Knowing that my world was science based, as a firmly religious person, I didn't want to make any of my stories godless or athiestic, so I put just enough in that there is a happy mix of the two. I do not believe that science and religion are mutually exclusive. We humans don't like things we can't understand, or can't control, and an entire sub-species of human, the Weres, would not be an exception. Having to hide among humans, it made sense to find a population that, throughout history, has had to do the same. For me, it was logical that the Jewish people, would be a perfect symbiotic partner for Weres: a flip flopping history of proctection and hiding throughout the centuries.

 

Solomon Aleph

Using this relationship as a vehicle, I decided that the Regional Alpha's family would have a Hebrew name, a visible reminder of a shared history. I've always admired King Solomon - in his youth - and decided that his name was strong enough to be used for my Regional Alpha. But keeping with the Hebrew, aleph is their letter equivalent to alpha in Greek. A fitting name for a werewolf alpha and his family.

 

Jamie Llewellyn

There's nothing really awesome about her name. Llewellyn is the last name of a neighbor kid when I was in high school, and I always thought it sounded cool. Jamie - Jameson - is the name of the heroine in many of the stories in my head starting way back in high school. The Aleph Series is just the first time, in publication, that it's been used.

 

Fitzwilliam Pederson

Who doesn't just love Mr. Darcy? Yep, that's where it came from. As for Pederson (pronounced peh der son; not peed erson)... blame my brain for making his name complicated. I liked the way it sounded.

 

Gregory Todd

I have family members whose last names could be first names, and a guy in my school some years when by Todd, and other years, David - I still don't know which was his middle name and which was his first name.

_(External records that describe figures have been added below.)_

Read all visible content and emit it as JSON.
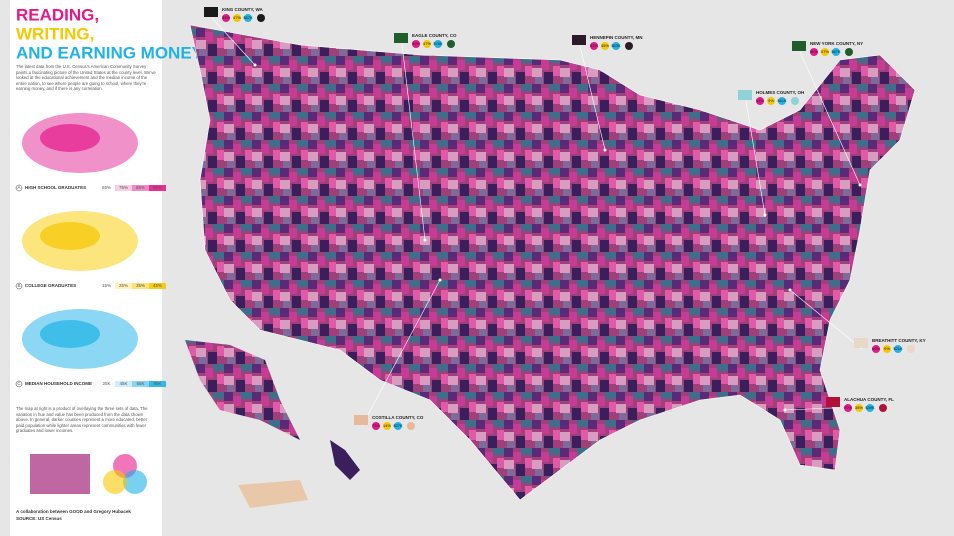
{
  "header": {
    "title_lines": [
      "READING,",
      "WRITING,",
      "AND EARNING MONEY"
    ],
    "intro": "The latest data from the U.S. Census's American Community Survey paints a fascinating picture of the United States at the county level. We've looked at the educational achievement and the median income of the entire nation, to see where people are going to school, where they're earning money, and if there is any correlation."
  },
  "legend": [
    {
      "letter": "A",
      "label": "HIGH SCHOOL GRADUATES",
      "ticks": [
        "65%",
        "75%",
        "85%",
        "95%"
      ]
    },
    {
      "letter": "B",
      "label": "COLLEGE GRADUATES",
      "ticks": [
        "15%",
        "25%",
        "35%",
        "45%"
      ]
    },
    {
      "letter": "C",
      "label": "MEDIAN HOUSEHOLD INCOME",
      "ticks": [
        "25K",
        "45K",
        "65K",
        "85K"
      ]
    }
  ],
  "note": "The map at right is a product of overlaying the three sets of data. The variation in hue and value has been produced from the data shown above. In general, darker counties represent a more educated, better paid population while lighter areas represent communities with fewer graduates and lower incomes.",
  "credits": [
    "A collaboration between GOOD and Gregory Hubacek",
    "SOURCE: US Census"
  ],
  "callouts": [
    {
      "name": "KING COUNTY, WA",
      "values": [
        "94%",
        "47%",
        "$67K"
      ]
    },
    {
      "name": "EAGLE COUNTY, CO",
      "values": [
        "92%",
        "47%",
        "$78K"
      ]
    },
    {
      "name": "HENNEPIN COUNTY, MN",
      "values": [
        "93%",
        "45%",
        "$63K"
      ]
    },
    {
      "name": "NEW YORK COUNTY, NY",
      "values": [
        "86%",
        "57%",
        "$67K"
      ]
    },
    {
      "name": "HOLMES COUNTY, OH",
      "values": [
        "64%",
        "9%",
        "$41K"
      ]
    },
    {
      "name": "BREATHITT COUNTY, KY",
      "values": [
        "60%",
        "9%",
        "$21K"
      ]
    },
    {
      "name": "ALACHUA COUNTY, FL",
      "values": [
        "90%",
        "38%",
        "$39K"
      ]
    },
    {
      "name": "COSTILLA COUNTY, CO",
      "values": [
        "73%",
        "14%",
        "$27K"
      ]
    }
  ]
}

But I thought it was cool to have something interchangeable.

 

Judah Rasmussen

Being fully Jewish, born and raised in Israel, he needed an immediately recognizable as Jewish. And Rasmussen... I've known a few. Whether or not it's a popular last name in Israel *shrug* but it is in the U.S.

 

Sarah and Jethro Aleph

Sarah's name just happens to be Biblical, that wasn't planned, she picked her name. Jethro, and his father, Adam, continued honoring the Jewish partnership by having their names from the Old Testament. Jethro was the father-in-law of Moses.

 

Alan Stevens

Stevens is what I came up with first, when writing Solomon Aleph, because Marines use last names when talking to or about each other, and that just hit right during the scene when Jamie is in her wolf form. It wasn't until I decided to make a bad guy out of him that he needed a first name. Alan is a basic name. And with his last name, sounds normal. Which he isn't.